Sometimes the voice actors do have to go back and do some post-sync dubbing (ADR).
I just happened across this bit of behind-the-scenes commentary from the creator of Phineas and Ferb who also voiced Doofenshmirtz, talking about having to do a bit of ADR to compensate for an animation mistake.
Upon rewatch of that I realized apparently they planned to do ADR for the entire production, not just here and there.
Fleischer Studios actually did it the opposite way. They animated the films then recorded the dialog later. This is why Popeye would mutter under his breath in the old black and white Popeye cartoons.
In addition to the story boards for the prerecorded cartoons, the animators would also create cue sheets that were timed to the frame (usually doubled so 12 frames a second), almost like sheet music. Actions and dialog are written out and the timing recorded, so they know exactly when an action or lip sync occurs.

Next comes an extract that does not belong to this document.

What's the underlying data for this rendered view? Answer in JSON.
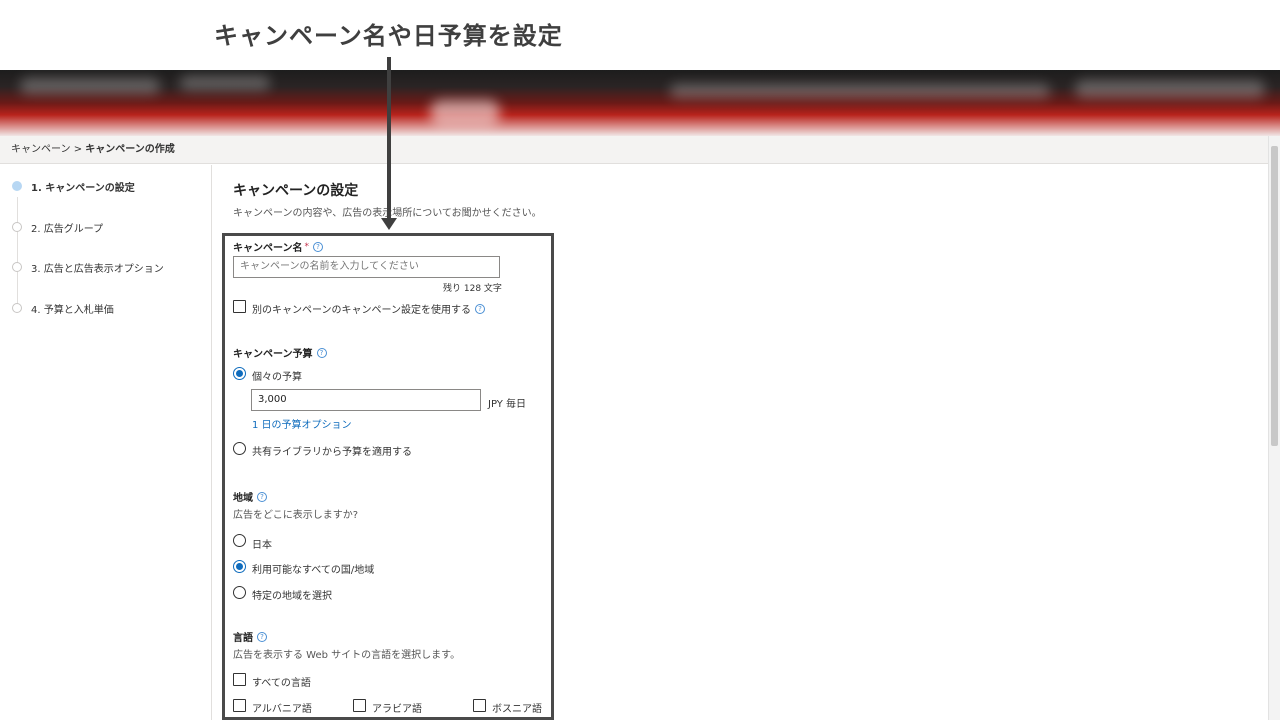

I always loved Popeye’s weird asides where the lips didn’t match the words in the oldest of the Fleischer cartoons. But I think you’re wrong about Fleischer studios always doing this. In Gulliver’s Travel’s, for instance, Gulliver’s closely rotoscoped motion would have betrayed any variations from recording – they pretty clearly recorded both motion and dialogue simultaneously.

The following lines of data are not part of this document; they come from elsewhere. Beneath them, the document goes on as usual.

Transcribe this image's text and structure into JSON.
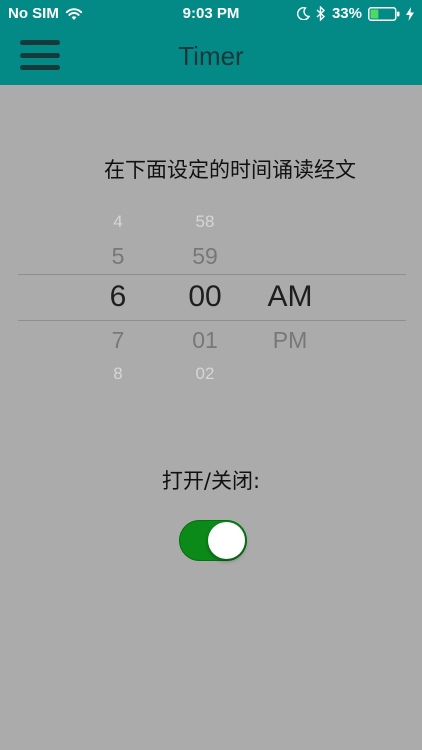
{
  "status_bar": {
    "carrier": "No SIM",
    "time": "9:03 PM",
    "battery_percent": "33%",
    "battery_level": 0.33,
    "icons": [
      "wifi-icon",
      "moon-icon",
      "bluetooth-icon",
      "battery-icon",
      "charging-icon"
    ]
  },
  "navbar": {
    "title": "Timer",
    "menu_icon": "hamburger-icon",
    "background_color": "#038a86"
  },
  "instruction": "在下面设定的时间诵读经文",
  "time_picker": {
    "hours": [
      "4",
      "5",
      "6",
      "7",
      "8"
    ],
    "minutes": [
      "58",
      "59",
      "00",
      "01",
      "02"
    ],
    "periods": [
      "AM",
      "PM"
    ],
    "selected": {
      "hour": "6",
      "minute": "00",
      "period": "AM"
    }
  },
  "toggle": {
    "label": "打开/关闭:",
    "on": true,
    "on_color": "#0b8a19"
  }
}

They changed to recording first when they moved production from New York to Florida, during the production of that movie. The early Popeyes and Betty Boop cartoons were animated first but later ones were recorded first. They kept the ad lib quality, though.
There’s a To Tell the Truth episode with Jack Mercer where he even mentions they animate first then record later. Well, ironically, it was the fake Jack Mercer that answered that, but he was right in all his answers (like how he was hired. He didn’t get to go into it, but he was an inbetween artist and would imitate the first voice of Popeye Bill Costello to make the other animators laugh. When they fired Bill, they hired him and he did it the next 40 years or so.)